There will be no night vigils or after funeral “after tears” gatherings allowed.

“Beaches, parks will remain open, however no gatherings will be permitted at such venues.”

He said a curfew will be in place from 9pm until 4am and all non-essential establishments will need to close by 8pm.

Furthermore, travel in and out of Gauteng is prohibited. “Because of the burden in Gauteng, travel in and out of the province for leisure purposes will be prohibited. This does not include work, business of commercial travel, transit through airports or for the transport of goods.”
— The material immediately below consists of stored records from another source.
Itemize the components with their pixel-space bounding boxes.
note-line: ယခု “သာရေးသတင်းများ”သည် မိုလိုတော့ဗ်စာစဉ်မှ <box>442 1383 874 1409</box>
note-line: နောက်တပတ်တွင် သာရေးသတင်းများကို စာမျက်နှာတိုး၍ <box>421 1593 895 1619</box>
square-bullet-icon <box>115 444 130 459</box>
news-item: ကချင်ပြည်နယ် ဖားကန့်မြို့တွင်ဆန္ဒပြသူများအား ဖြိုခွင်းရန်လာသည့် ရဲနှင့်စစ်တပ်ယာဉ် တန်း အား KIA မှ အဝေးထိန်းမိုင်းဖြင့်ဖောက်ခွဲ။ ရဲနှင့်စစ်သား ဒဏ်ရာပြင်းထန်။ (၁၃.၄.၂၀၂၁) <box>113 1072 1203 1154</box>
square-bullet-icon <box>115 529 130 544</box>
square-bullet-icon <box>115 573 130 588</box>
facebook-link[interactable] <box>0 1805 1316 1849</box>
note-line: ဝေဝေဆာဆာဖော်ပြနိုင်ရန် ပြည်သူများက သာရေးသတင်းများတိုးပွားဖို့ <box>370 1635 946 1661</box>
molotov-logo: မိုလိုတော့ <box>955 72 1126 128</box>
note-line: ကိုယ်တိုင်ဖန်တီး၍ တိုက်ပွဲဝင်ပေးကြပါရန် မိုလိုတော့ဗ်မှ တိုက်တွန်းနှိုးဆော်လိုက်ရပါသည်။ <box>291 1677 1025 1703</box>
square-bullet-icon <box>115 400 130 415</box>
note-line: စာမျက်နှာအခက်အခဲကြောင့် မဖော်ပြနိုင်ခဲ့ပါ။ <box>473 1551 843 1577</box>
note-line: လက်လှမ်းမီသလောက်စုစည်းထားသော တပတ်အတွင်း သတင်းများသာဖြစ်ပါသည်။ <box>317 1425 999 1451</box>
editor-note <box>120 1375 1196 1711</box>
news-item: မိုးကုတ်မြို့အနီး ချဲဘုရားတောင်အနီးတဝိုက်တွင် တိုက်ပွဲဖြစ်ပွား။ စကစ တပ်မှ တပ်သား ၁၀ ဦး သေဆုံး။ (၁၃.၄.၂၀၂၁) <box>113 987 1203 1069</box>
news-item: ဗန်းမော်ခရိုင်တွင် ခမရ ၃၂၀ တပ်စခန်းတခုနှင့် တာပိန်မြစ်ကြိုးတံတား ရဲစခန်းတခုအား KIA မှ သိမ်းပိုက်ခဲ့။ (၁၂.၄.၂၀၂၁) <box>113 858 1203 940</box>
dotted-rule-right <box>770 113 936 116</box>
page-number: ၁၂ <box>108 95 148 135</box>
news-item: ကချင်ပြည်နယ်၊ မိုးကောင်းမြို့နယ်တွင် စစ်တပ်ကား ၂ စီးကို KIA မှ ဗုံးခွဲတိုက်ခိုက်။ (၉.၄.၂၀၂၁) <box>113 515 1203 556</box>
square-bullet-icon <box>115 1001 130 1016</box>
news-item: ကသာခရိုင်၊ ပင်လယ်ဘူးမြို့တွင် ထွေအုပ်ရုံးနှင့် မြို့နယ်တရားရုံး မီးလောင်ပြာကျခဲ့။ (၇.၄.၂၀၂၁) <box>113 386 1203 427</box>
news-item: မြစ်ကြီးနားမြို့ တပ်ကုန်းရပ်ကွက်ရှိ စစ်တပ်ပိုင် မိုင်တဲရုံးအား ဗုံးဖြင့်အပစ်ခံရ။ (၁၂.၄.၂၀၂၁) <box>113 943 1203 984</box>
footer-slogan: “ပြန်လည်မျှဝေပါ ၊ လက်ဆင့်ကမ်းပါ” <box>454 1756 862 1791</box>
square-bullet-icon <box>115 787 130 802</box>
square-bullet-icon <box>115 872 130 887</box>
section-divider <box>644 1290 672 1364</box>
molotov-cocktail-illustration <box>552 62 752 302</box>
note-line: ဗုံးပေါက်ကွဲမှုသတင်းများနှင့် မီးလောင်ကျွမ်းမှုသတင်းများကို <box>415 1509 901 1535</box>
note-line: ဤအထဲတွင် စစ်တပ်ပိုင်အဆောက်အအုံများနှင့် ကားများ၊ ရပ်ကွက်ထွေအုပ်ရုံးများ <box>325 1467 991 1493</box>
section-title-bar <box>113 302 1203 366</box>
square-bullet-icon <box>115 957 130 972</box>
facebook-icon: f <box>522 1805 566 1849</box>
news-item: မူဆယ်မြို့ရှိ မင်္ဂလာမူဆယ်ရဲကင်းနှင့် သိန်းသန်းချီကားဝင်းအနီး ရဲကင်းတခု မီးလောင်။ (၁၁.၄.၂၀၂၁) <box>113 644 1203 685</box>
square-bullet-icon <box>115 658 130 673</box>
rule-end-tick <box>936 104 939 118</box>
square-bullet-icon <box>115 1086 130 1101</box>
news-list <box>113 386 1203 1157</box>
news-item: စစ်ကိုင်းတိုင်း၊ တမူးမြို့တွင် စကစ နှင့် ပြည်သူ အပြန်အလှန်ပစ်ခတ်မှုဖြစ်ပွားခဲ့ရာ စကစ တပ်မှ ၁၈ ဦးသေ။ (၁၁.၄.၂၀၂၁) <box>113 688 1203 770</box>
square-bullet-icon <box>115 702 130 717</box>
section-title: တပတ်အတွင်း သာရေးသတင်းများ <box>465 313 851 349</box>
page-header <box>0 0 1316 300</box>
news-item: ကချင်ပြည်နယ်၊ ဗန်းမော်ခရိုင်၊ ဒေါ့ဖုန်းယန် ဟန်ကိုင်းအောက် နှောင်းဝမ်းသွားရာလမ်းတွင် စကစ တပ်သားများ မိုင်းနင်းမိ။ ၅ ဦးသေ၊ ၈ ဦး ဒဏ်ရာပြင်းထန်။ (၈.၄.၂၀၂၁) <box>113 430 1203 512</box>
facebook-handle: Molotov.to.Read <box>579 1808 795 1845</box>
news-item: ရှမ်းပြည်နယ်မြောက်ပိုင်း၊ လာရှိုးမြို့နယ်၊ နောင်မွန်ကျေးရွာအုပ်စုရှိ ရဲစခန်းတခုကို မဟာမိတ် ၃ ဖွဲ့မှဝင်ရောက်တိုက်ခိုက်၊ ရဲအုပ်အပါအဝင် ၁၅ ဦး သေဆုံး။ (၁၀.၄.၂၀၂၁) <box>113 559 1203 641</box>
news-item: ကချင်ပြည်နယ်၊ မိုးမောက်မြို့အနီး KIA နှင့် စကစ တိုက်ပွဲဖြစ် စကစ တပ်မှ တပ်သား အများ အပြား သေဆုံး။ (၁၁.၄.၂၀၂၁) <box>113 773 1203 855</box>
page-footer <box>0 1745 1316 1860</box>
Ramaphosa said if you are currently not in your place of residence, you will be allowed to travel to and from Gauteng.

“Visits to old age homes, care facilities and other congregant settings will be restricted.”

Restaurants and other eateries will only be permitted to sell food for takeaway and delivery. “It is not possible for patrons in restaurants to wear masks while eating or drinking in these establishments.”

The closure of schools and other educational institutions for the winter holidays will be brought forward.

“Schools will start closing from this coming Wednesday the 30th of June and all schools are expected to be closed by the end of the week on Friday. Contact classes at tertiary institutions will end by Wednesday, the 30th of June with limited access to the institutions.”

He said residences will remain open in the institutions.

“These measures we are putting in place now are designed to allow as much economic activity to continue as possible while containing the spread of the virus. Most businesses will continue as long as they observe all the health protocols in their workplace.”

He said the aim was to limit social contact while preserving livelihoods.

The wearing of masks is compulsory and where possible, employers would allow their employees to work from home, said Ramaphosa.

He said the restrictions will be in place for the next 14 days.

“After 14 days we will examine exactly where we are and assess the impact on these interventions and restrictions after these 14 days to determine whether they need to be maintained or adjusted,” he said.